Alternatively, go for a hike amidst nature and collect dry bio materials. Use these to make a bonfire. Sit around with loved ones in the garden and recount tales from ‘The Ramayana’, or modern day stories of good over evil.
Make your Rangoli eco-friendly by using natural ingredients – rice powder for white, ground pulses or turmeric for yellow, dry chili or kumkum powder for red, cinnamon for brown and saunf for green. Get creative!
It’s all about up-cycling. Buying decorations is a colossal waste, because you’re only going to use them once and often, they are made of cheap, synthetic materials that do not easily bio-degrade. Think outside the box; decorate with colorful dupattas, saris, lace, craft paper, traditional door hangings, fragrant incense and such.
- Good Karma
Be a part of the triumph of good over evil. Gather folks together and do good for the community, be it an old clothes drive, planting trees or volunteering at an animal shelter.
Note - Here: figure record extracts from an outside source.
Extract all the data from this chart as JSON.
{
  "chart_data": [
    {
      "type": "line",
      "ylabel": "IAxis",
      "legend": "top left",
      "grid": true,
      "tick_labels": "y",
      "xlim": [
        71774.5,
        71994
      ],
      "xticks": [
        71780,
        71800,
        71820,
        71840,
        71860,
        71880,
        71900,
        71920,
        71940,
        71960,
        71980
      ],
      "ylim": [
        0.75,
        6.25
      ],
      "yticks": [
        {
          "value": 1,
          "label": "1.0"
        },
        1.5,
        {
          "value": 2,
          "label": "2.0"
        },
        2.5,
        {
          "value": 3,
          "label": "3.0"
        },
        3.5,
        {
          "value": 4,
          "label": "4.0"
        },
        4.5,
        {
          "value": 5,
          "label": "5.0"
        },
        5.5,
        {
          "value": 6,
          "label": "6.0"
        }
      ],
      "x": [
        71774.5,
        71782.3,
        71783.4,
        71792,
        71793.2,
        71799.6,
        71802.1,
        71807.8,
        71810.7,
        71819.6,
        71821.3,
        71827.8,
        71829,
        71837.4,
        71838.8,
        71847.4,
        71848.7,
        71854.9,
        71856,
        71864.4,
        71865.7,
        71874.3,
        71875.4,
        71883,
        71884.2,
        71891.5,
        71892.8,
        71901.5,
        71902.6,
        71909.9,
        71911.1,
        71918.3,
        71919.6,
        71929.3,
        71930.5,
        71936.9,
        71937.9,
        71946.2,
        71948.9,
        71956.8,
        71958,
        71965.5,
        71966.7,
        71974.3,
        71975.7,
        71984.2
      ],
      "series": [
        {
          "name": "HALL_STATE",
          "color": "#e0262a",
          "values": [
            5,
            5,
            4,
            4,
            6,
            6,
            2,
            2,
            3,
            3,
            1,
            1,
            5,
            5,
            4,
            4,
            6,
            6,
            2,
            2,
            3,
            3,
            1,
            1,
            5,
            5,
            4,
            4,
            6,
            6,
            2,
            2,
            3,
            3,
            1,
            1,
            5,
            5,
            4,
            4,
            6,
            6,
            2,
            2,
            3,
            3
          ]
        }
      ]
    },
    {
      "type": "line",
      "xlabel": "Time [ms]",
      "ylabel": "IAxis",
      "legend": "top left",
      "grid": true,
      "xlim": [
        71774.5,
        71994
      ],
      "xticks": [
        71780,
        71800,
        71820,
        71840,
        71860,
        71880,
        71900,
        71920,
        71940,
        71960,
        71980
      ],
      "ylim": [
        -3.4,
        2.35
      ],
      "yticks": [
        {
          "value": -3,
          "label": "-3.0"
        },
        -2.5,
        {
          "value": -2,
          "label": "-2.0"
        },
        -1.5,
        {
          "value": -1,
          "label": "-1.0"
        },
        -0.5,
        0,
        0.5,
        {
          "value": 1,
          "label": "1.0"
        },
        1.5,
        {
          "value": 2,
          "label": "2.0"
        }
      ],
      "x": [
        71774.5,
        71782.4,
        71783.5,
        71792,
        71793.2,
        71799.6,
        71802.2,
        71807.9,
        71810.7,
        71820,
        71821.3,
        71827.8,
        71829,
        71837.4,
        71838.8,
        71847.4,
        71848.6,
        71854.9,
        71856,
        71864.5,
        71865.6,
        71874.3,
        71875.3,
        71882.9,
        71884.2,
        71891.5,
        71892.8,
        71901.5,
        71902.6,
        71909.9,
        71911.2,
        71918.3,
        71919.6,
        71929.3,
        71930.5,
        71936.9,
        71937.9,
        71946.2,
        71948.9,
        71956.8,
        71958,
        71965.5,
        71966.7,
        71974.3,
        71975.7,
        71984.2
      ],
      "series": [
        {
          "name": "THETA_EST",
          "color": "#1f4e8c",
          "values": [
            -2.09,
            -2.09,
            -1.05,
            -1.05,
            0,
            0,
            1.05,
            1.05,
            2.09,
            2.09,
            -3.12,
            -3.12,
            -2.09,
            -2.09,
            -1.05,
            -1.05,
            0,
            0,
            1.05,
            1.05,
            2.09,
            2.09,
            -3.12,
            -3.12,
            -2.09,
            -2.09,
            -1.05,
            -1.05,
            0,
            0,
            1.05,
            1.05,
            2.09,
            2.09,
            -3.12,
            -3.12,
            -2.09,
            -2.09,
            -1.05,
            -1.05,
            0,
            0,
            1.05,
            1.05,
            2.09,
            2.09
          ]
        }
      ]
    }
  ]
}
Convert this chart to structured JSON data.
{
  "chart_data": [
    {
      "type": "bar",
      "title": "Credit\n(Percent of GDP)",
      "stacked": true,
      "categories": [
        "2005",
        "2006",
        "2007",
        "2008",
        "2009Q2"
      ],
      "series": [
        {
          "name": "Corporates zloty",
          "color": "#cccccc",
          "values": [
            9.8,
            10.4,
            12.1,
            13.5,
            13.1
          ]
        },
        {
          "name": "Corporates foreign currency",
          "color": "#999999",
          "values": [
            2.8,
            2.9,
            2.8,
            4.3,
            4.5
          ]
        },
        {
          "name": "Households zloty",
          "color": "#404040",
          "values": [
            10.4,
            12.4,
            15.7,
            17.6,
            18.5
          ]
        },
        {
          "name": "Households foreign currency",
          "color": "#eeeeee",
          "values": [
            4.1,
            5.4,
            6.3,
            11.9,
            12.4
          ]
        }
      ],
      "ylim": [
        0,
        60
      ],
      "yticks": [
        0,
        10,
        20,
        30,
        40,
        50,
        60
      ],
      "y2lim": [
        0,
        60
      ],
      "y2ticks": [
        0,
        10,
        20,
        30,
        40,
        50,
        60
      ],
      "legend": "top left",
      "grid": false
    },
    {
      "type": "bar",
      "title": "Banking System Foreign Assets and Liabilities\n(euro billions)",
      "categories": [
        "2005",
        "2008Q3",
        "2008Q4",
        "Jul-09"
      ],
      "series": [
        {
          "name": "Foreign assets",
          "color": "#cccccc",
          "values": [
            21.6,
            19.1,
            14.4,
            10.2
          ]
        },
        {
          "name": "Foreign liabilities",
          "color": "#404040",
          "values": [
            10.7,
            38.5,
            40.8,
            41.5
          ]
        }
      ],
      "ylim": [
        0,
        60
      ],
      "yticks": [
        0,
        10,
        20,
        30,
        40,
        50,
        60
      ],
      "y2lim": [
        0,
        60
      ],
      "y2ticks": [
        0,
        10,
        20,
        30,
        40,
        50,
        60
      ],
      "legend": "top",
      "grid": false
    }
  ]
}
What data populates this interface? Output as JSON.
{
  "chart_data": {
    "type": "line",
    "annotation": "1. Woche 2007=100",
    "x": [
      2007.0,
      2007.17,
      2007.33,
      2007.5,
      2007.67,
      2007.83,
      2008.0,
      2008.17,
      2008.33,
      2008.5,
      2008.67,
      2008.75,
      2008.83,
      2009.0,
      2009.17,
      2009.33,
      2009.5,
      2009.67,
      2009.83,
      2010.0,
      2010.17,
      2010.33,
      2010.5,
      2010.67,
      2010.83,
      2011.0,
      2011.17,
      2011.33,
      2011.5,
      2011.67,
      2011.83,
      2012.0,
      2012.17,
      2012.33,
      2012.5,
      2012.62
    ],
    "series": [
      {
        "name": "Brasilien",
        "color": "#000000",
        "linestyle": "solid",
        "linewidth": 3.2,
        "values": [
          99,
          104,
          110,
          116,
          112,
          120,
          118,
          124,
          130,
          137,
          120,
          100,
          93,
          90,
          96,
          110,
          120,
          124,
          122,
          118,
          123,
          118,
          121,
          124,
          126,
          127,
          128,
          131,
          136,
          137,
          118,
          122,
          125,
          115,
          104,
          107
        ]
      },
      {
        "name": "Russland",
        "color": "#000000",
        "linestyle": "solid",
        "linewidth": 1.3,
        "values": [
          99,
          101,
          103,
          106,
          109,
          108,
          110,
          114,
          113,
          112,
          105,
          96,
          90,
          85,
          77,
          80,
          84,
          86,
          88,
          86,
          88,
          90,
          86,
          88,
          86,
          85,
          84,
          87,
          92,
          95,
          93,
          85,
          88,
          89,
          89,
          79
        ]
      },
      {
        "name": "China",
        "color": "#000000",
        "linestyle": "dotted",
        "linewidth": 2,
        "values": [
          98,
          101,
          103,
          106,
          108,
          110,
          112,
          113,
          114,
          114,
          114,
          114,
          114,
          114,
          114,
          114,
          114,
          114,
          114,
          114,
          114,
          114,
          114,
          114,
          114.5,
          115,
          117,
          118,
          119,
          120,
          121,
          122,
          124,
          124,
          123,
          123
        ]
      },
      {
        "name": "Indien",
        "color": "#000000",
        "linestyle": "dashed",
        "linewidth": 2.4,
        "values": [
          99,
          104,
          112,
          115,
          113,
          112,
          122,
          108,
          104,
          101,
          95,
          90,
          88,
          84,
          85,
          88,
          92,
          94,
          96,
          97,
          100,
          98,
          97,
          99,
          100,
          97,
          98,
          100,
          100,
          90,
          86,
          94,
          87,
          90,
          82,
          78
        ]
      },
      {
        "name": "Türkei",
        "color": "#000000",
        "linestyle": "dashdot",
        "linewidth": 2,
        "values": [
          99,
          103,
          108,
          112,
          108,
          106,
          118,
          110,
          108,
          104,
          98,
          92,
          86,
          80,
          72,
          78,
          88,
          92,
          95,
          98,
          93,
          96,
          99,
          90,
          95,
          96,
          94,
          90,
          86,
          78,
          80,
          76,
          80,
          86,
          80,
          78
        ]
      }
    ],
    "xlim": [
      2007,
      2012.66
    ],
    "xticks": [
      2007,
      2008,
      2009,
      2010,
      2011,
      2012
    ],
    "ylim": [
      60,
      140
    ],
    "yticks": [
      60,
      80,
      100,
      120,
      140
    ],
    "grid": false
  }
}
Instead of gambling, host a competition for Rangoli drawing, bouquet arrangements, lantern making or origami. Celebrate with music, have a dance party. MasterChef is all the rage now so why not host sweet making competition for the neighborhood?
- Clean Up After Yourself
Yes, that is so important. People enjoy the process of bursting crackers but do not bother to clean up the mess they’ve created. Do your bit for your neighborhood, city and the environment by cleaning up after the celebrations.
- Shop Local
Be it gifts, decorations, sweets or a new outfit – shop local, not online. It minimizes your carbon footprint in a big way.
Switch to bio-degradable, locally sourced crockery like banana or bamboo leaf plates. Don’t use paper tissue, plastic spoons, glasses or forks – choose stainless steel.
- Reduce, Re-use, Recycle, Restore
Reuse plastic, wrappers, newspaper, and boxes for wrapping. What’s better? Hand-made gifts and home-made sweets of course!
- DON’T BUY OR BURST CRACKERS AT ANY COST
The hottest eco fad on the market is 3D glasses that when worn give you the virtual experience of pyrotechnics. Environmentalists are all aboard on this one as it is free of noise, air and light pollution.
Electric firecrackers are also an option, and can be re-used annually.